Un silence s’installa que Marianne rompit quelques minutes plus tard « c’est dommage que t’en aille bientôt, c’est peut-être la dernière fois qu’on se voit », je lui répondis que je devais effectivement partir lundi mais que j’avais reçu un appel qui modifiait un peu mon programme et que si Jeanine était d’accord, je resterais probablement jusqu’au jeudi au moins », un grand sourire illumina le visage de Marianne et Fernand ne fut pas en reste, ils me dirent qu’ils allaient essayer de trouver de bonnes excuses pour me faire revenir, je leurs dit que le lendemain c’était impossible car Jeanine attendait des invités mais qu’à partir du lundi, je ferais en sorte de me libérer si ils en avaient besoin. Puis j’allais prendre une douche, me rhabillais et regagnais la maison de mes cousins. Le temps d’y arriver, je repensais à la communication avec Martine et les larmes se mirent à couler toutes seules, lorsque j’arrivais, Jeanine vit que j’avais pleuré, elle me prit dans ses bras me serra et me demanda ce qu’il se passait, je lui dis que je pensais à Martine, Jeanine continua de me serrer et dit « bon, il faut qu’on trouve quelque chose pour te changer les idées mon poussin, laisse-moi deux minutes pour réfléchir ».

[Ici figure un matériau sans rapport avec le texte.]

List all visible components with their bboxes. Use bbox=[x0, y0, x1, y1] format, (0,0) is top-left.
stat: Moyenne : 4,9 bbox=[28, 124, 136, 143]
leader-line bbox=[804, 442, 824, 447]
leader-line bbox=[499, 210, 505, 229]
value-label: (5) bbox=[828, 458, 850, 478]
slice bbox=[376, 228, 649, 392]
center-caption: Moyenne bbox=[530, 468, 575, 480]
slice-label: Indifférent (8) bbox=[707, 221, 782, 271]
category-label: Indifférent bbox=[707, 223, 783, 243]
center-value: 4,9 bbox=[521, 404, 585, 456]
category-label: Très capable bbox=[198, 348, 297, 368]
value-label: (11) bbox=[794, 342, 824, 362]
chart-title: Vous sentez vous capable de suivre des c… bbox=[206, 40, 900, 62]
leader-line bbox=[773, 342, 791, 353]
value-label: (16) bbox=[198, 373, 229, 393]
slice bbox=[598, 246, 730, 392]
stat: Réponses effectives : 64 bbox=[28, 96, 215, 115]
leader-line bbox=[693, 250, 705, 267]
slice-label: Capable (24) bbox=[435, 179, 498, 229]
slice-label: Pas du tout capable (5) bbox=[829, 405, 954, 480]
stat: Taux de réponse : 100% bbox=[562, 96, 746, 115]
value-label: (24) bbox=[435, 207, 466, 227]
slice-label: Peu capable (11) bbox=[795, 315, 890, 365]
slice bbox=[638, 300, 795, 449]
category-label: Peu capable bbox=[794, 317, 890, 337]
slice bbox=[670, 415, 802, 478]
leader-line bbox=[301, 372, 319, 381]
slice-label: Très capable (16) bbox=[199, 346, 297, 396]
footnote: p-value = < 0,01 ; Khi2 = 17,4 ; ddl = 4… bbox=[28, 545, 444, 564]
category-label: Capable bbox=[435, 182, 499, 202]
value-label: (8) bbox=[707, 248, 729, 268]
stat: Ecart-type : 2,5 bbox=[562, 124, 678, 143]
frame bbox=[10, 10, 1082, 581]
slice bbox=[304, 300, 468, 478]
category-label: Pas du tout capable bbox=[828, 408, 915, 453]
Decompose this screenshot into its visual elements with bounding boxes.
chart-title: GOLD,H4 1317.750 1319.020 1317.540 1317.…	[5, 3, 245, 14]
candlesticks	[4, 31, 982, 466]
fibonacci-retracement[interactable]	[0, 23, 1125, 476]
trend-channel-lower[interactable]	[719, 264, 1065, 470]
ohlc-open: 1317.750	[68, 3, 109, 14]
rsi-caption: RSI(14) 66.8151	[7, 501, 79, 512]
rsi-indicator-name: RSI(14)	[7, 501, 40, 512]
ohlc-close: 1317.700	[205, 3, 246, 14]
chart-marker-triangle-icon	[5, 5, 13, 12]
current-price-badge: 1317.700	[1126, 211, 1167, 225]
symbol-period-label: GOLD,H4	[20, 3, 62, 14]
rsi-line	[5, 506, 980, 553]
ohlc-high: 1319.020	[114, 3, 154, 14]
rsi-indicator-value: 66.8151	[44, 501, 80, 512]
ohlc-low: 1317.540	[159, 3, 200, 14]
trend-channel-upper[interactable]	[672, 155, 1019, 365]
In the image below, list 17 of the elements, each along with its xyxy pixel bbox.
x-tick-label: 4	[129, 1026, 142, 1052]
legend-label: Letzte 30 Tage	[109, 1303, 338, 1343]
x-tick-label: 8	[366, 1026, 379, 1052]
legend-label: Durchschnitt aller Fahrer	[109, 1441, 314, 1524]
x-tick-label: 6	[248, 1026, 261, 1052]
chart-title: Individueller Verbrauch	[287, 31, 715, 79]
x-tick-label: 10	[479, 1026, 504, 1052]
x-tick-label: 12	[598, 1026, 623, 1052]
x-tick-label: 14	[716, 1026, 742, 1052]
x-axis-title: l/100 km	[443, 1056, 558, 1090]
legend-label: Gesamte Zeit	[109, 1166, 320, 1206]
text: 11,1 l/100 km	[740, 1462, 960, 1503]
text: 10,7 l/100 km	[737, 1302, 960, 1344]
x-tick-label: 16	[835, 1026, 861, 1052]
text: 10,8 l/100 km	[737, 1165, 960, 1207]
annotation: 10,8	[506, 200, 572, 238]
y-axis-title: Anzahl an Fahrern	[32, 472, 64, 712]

Jeanine trouva très vite une idée « bon tout à l’heure, tu accompagnes les mecs au car pour leur week-end foot, quand tu reviens, on part au ciné et ensuite on se va à la crêperie, qu’est-ce que tu en dis ? »

Moi : « ben ça peut être chouette, mais tu oublies ta fille »

Jeanine, mais non, quand elle va rentrer je lui dis que tu as un coup de blues et ce qu’on va faire, elle va certainement téléphoner à ses copines et on sera tranquilles »

Moi : « ben oui, vu comme ça, une soirée rien que nous deux me changera les idées, mais à la condition que tu ne mettes pas de culotte et que tu sois en robe ou en jupe »

Jeanine éclata de rire : « ben tu perds pas le nord toi, ok je m’habille, comme tu veux »

Nous passâmes le reste de la journée à discuter ensemble sur la terrasse et nous fîmes l’amour plusieurs fois, et à chaque fois je pensais à Marianne et Fernand qui ne devaient pas rater grand-chose. En fin d’après-midi, nous allâmes prendre une douche afin d’être prêt pour le retour du lycée, de ma cousine.